Conporec to provide composting services for Toronto program

Conporec has signed a three-year, $12.5 million contract with the city of Toronto to provide transportation and processing of up to 35,000 tonnes per year of organic waste into compost. The contract, which stipulates a guaranteed minimum of 25,000 tonnes per year, includes an additional two-year option valued at $9.1 million. It comes just as North York is about to join Toronto's other districts in participating in the Green Bin program for source separation of organic wastes.

The company received the contract as a result of a successful pilot project, conducted with the city in 2004 to measure the performance of Conporec's technology as applied to source-separated organics. The technology proved effective from both an economic and environmental standpoint.

Conporec says the Toronto contract confirms the promising potential of the organic waste market, and will enable the company to expand its business base beyond the mixed solid waste market.

"This contract with the City of Toronto paves the way for similar agreements with municipalities in Canada looking to transform organic waste into a value-added and marketable product," said president and CEO Jean Beaudoin, who noted that the contract will be implemented at new premises using the technologies developed by Biomax, a newly-acquired company.
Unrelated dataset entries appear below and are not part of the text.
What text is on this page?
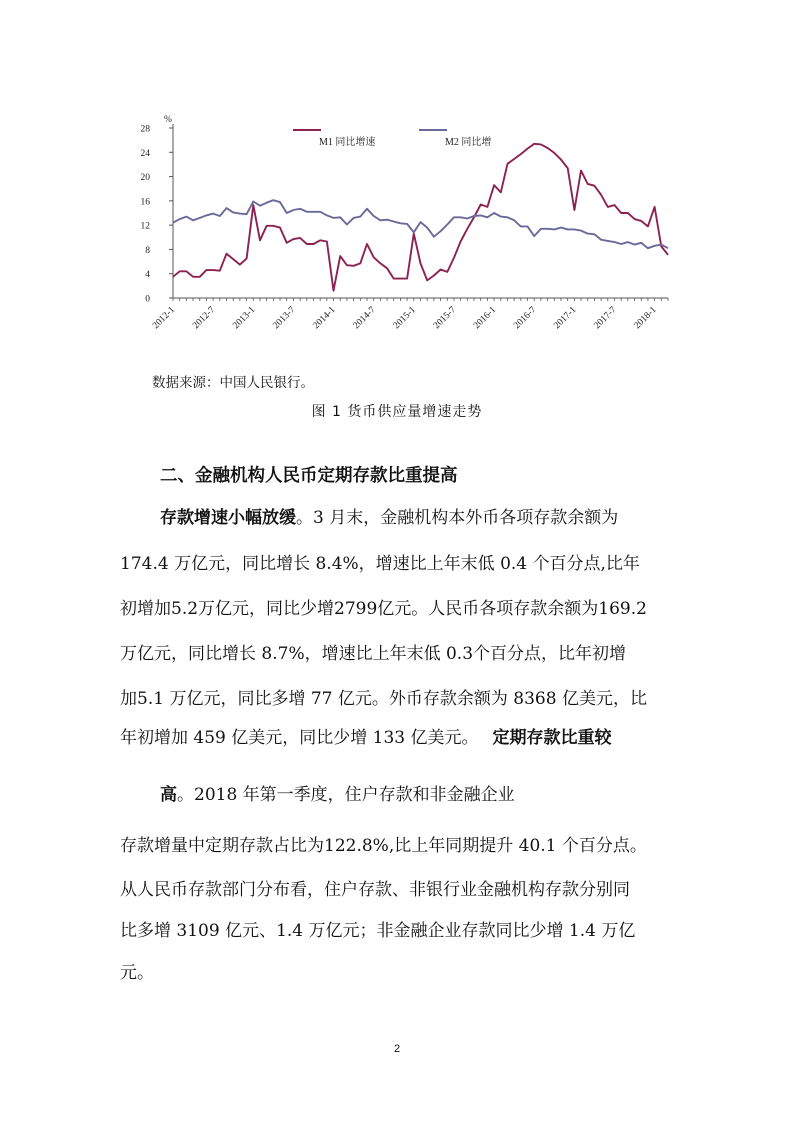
0
4
8
12
16
20
24
28
%
2012-1 2012-7 2013-1 2013-7 2014-1 2014-7 2015-1 2015-7 2016-1 2016-7 2017-1 2017-7 2018-1
M1 同比增速	M2 同比增
数据来源：中国人民银行。
图 1 货币供应量增速走势
二、金融机构人民币定期存款比重提高
存款增速小幅放缓。3 月末，金融机构本外币各项存款余额为
174.4 万亿元，同比增长 8.4%，增速比上年末低 0.4 个百分点,比年
初增加5.2万亿元，同比少增2799亿元。人民币各项存款余额为169.2
万亿元，同比增长 8.7%，增速比上年末低 0.3个百分点，比年初增
加5.1 万亿元，同比多增 77 亿元。外币存款余额为 8368 亿美元，比
年初增加 459 亿美元，同比少增 133 亿美元。 定期存款比重较
高。2018 年第一季度，住户存款和非金融企业
存款增量中定期存款占比为122.8%,比上年同期提升 40.1 个百分点。
从人民币存款部门分布看，住户存款、非银行业金融机构存款分别同
比多增 3109 亿元、1.4 万亿元；非金融企业存款同比少增 1.4 万亿
元。
2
Conporec treats and reclaims municipal solid waste using a proprietary, patented technology. The company says its process can reduce landfilling by 75%, reclaim up to 100% of organic content and contribute to reducing greenhouse gas emissions. The resulting compost, which contains a very high level of organic matter, is then marketed for a wide range of uses, such as landscaping, agricultural and horticultural soil amendment, soil conservation and erosion control, closing of landfills, mining and sand pit sites, and as an absorbing material for contaminants.

Conporec has been operating a 35,000-tonne-per-year plant in Sorel-Tracy, Quebec for over ten years and last month completed construction of a new intensive treatment building at this location. The $2-million investment is intended to improve both equipment durability and daily operations at the facility, including odour control. The new treatment area has been designed and built to provide better processing efficiency and corrosion resistance. Specific improvements include new building material, an improved lighting system, enhanced compost turning equipment and upgraded odour control systems.

These upgrades were also incorporated into Conporec's second, 42,000-tonne-per-year facility, which just opened in New York State last month. A third plant, which will process 65,000 tonnes per year, is under construction in suburban Paris, France.